I am creating a series of window mockup templates based on the excellent Mockups library available on CodePlex.

I'm using their BaseMockup as the base for my control as well, and I followed the same outline of the steps listed here for sub-deriving from existing 开发者_如何学Gocontrols (Create a new empty class, add your default style to /Themes/generic.xaml, etc.)

The control is working great - the only thing is that it doesn't show up in the Assets library. I think this is because it's sub-derived, or because I need some attribute (the equivalent of the ToolboxItemAttribute for WinForms controls? ... which didn't work) to get it hooked up.

When I modify the code to derive directly from Control, it shows up - no custom attribute necessary. Of course that defeats the purpose of what I'm trying to do though...

The only thing I can find are several articles telling me to muck with registry keys, and none of them are clear or suggest a definitive way to do this with Blend 4. That last one advertises as a Blend 4 tips article, but admits at the end that it plagiarizes the content from the other two (for Blend 3).

Is that my only option - register my DLL? Is there a better way to do this?

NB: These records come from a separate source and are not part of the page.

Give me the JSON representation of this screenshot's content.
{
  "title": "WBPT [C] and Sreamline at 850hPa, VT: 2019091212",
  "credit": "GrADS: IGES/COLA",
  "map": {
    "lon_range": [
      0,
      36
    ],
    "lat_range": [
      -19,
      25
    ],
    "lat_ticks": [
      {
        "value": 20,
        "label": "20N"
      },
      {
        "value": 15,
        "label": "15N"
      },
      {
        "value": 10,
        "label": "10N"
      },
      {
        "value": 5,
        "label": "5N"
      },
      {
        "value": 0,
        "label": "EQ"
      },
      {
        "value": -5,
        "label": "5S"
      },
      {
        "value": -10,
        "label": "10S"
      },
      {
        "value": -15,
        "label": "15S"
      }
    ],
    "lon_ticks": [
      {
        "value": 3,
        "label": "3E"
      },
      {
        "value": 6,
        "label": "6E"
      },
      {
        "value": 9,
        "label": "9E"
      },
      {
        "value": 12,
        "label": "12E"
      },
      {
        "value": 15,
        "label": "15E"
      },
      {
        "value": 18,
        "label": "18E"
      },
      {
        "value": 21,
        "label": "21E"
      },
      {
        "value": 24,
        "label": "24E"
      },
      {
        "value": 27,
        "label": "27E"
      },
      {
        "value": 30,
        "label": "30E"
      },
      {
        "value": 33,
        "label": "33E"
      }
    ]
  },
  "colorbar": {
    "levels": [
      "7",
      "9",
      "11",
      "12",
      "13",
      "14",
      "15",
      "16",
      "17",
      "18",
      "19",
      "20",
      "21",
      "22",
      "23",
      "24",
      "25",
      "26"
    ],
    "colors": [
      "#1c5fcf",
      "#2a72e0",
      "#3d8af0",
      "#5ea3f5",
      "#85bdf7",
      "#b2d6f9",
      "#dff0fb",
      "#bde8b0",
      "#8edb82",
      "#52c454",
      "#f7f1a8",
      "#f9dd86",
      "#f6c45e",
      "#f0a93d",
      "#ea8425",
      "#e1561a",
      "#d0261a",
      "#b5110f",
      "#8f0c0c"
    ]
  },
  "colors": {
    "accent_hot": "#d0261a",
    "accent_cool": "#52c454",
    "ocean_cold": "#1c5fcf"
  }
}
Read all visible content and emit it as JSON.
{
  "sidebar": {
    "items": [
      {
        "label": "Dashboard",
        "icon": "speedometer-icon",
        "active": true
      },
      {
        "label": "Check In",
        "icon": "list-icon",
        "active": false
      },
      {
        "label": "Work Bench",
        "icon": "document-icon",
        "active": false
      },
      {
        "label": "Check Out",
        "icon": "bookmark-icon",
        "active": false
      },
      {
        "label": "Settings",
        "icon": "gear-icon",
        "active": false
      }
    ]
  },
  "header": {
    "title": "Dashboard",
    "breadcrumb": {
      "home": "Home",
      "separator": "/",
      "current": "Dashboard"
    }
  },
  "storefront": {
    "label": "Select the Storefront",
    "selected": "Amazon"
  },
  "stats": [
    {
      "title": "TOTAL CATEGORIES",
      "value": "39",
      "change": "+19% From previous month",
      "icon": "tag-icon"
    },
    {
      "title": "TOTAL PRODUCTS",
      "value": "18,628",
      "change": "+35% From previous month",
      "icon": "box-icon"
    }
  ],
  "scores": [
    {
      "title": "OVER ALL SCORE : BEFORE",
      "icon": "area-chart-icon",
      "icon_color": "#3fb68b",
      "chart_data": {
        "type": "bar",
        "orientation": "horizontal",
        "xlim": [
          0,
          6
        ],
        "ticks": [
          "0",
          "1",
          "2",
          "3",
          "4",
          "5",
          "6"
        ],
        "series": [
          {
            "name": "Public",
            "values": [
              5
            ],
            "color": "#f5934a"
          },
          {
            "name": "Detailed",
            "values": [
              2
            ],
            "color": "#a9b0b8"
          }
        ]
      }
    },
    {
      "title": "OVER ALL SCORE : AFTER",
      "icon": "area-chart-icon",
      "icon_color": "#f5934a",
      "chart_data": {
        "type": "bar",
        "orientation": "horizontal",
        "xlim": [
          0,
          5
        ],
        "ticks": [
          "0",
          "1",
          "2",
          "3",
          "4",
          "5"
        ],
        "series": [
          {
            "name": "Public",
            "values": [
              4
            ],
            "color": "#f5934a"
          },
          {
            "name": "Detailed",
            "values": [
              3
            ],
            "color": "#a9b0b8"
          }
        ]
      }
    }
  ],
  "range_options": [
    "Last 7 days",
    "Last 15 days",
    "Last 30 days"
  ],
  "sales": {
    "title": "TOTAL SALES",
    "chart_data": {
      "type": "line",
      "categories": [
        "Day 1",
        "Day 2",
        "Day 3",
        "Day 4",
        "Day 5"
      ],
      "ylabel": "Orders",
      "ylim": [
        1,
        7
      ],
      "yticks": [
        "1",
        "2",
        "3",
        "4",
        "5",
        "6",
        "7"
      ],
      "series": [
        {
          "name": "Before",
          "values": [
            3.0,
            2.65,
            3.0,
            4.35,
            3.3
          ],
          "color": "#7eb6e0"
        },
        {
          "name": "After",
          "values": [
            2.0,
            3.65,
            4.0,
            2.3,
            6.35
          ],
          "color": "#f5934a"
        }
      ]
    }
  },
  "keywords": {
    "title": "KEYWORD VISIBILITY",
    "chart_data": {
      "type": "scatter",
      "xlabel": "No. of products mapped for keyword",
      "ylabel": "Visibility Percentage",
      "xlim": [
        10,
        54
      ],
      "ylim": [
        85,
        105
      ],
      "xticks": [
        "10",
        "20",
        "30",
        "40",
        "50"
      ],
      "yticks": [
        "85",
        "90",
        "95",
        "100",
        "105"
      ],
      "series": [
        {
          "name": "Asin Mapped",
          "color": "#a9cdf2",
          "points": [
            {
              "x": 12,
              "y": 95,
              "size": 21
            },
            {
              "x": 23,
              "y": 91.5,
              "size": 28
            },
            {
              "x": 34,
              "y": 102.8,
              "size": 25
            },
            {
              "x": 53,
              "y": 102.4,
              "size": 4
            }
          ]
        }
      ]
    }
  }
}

A while ago I wrote a blogpost about this. I've included a .reg file and a .bat file for setting up the register and some directories. I think that's what you are looking for.

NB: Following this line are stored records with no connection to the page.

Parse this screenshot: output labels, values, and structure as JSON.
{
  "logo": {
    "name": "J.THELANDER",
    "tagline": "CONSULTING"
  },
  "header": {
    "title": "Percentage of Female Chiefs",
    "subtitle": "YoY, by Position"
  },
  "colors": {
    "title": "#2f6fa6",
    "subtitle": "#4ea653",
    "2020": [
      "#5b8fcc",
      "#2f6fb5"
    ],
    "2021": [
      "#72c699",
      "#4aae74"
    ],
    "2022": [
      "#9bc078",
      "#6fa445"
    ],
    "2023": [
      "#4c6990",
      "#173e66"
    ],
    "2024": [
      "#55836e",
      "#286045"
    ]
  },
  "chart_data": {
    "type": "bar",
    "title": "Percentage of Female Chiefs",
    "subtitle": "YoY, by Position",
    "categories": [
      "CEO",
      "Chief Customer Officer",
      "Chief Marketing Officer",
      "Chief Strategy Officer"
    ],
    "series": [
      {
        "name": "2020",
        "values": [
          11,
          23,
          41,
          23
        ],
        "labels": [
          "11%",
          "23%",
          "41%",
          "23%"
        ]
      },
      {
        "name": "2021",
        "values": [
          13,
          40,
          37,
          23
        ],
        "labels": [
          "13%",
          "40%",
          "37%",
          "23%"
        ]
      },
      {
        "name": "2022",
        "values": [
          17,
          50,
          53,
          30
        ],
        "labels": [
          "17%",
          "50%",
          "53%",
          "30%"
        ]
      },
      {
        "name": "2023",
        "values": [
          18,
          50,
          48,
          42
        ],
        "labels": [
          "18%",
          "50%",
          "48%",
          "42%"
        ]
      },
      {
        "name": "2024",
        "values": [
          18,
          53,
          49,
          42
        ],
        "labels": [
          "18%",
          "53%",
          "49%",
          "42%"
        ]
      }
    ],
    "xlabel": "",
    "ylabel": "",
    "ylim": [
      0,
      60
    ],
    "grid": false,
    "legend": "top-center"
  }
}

I believe you do need to muck with registry keys. Specifically,

32 bit: HKEY_LOCAL_MACHINE\SOFTWARE\Microsoft\.NET Framework\v4.0.30319\AssemblyFoldersEx

64 bit: HKEY_LOCAL_MACHINE\SOFTWARE\Wow6432Node\Microsoft\.NET Framework\v4.0.30319\AssemblyFoldersEx

Create a new key with the name of your control assembly. Then edit the Default string value under this key and set the value to the directory where the control assemblies are installed. See here for a full example (using the Silverlight paths).


Found it - there is an analogue attribute after all, it's ToolboxBrowsableAttribute.

You have to go through a little more rigmarole to get it set up, but it works great - no registry mucking necessary. It requires creating a designer metadata provider class, attributing your assembly so it's designer-discoverable, and then adding the attributes to your sub-derived controls inside your metadata provider.

Make sure you choose the appropriate version of the page for your version of Visual Studio, because the interface changes a good bit between 2008 and 2010.

This article on CodeProject has some good, real-world examples of setting this up. They're all in the 2008 style though, so bear that in mind if you're using 2010.